Settings and space are important in the film. The office of Ricardo and Sandoval is a sort of forecourt through which Irene passes every morning to her inner sanctum. The office is loaded with files and folders, usually stitched together in an old-fashioned technique. And there are typewriters: one running gag being a model on which the ‘a’ does not work. Irene and Ricardo meet several times in one of the cool, airy and antique Buenos Aires coffee bars. Coffee and pastries are an important ritual before discussion. A particularly chilling contrast is provided when Irene and Ricardo [after confronting Romano] share a lift with the released Gomez: he deliberately pulls out his gun and reloads it before them.

 Ricardo’s flat is extremely well ordered and neat.
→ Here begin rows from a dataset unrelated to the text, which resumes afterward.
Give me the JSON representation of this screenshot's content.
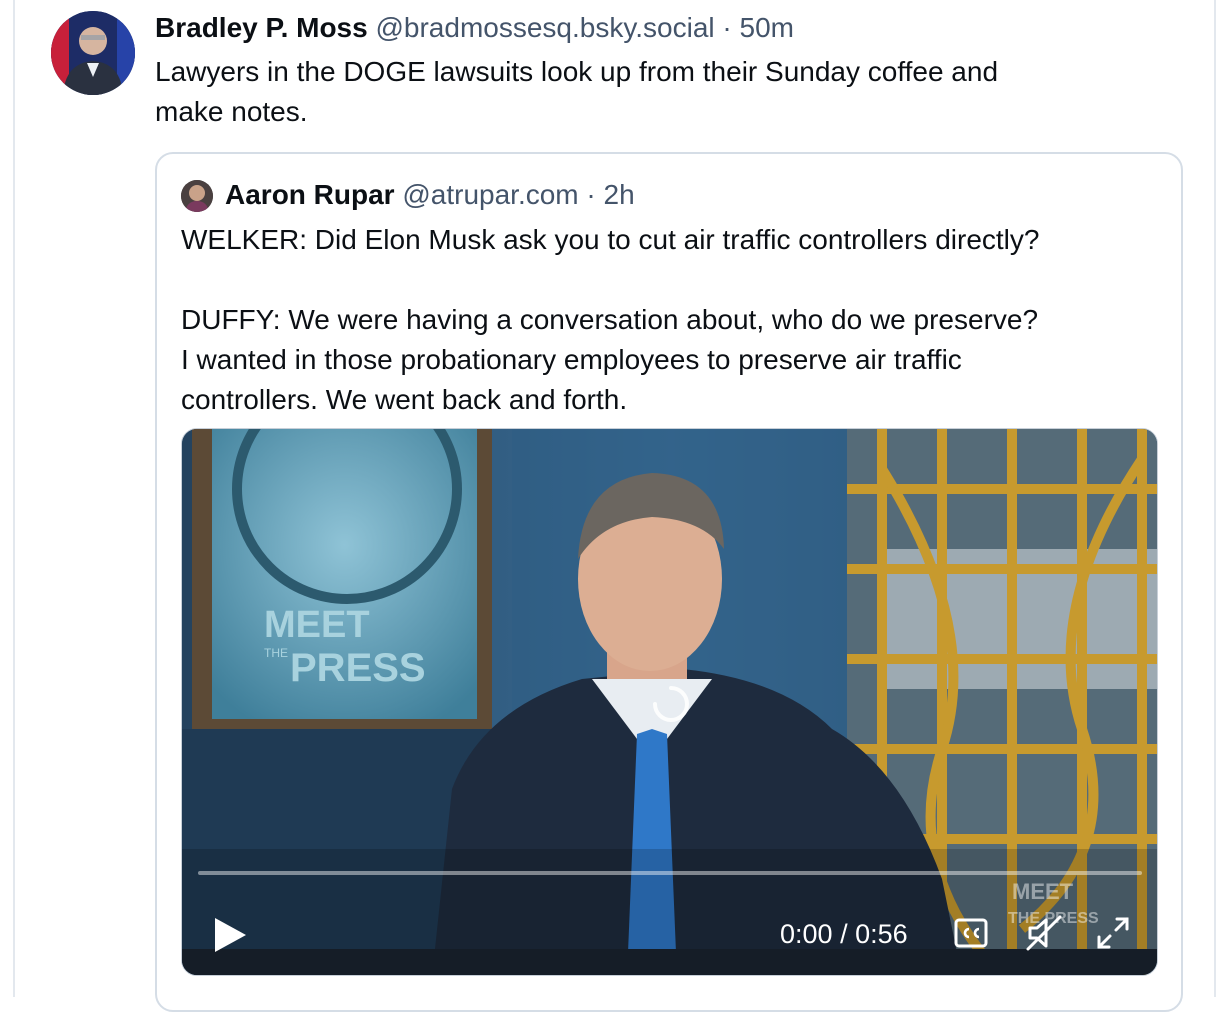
{
  "post": {
    "author_name": "Bradley P. Moss",
    "handle": "@bradmossesq.bsky.social",
    "separator": "·",
    "time": "50m",
    "text_line1": "Lawyers in the DOGE lawsuits look up from their Sunday coffee and",
    "text_line2": "make notes."
  },
  "quote": {
    "author_name": "Aaron Rupar",
    "handle": "@atrupar.com",
    "separator": "·",
    "time": "2h",
    "lines": [
      "WELKER: Did Elon Musk ask you to cut air traffic controllers directly?",
      "DUFFY: We were having a conversation about, who do we preserve?",
      "I wanted in those probationary employees to preserve air traffic",
      "controllers. We went back and forth."
    ]
  },
  "video": {
    "time_current": "0:00",
    "time_separator": " / ",
    "time_total": "0:56",
    "progress": 0,
    "overlay_logo_line1": "MEET",
    "overlay_logo_line2": "THE",
    "overlay_logo_line3": "PRESS",
    "watermark_line1": "MEET",
    "watermark_line2": "THE PRESS",
    "icons": [
      "play-icon",
      "closed-captions-icon",
      "muted-speaker-icon",
      "fullscreen-icon",
      "loading-spinner-icon"
    ]
  },
  "colors": {
    "text_primary": "#0b0f14",
    "text_secondary": "#44546a",
    "border": "#d5dde6"
  }
}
We do not see Irene’s but Ricardo opines that it is ‘completely different’. Nor do we see the home of Sandoval or Gomez, though we see the rural house of the latter’s aunt. We do see Morales small flat: but it is a scene disfigured by violence and blood. Late in the film we see Morales rural home, with its jerry built jail at the back.

A number of very fine films have dealt with the different periods of reactionary political control in Argentina’s history. The Secrets in Their Eyes would seem to be the latest example. The upbeat ending suggests some sort of closure over those terrible events, at least in the personal drama of the film. But the image of Morales and Gomez in a secret jail suggests that much remains unresolved: that there are still powerful traumas in the consciousness of Argentineans.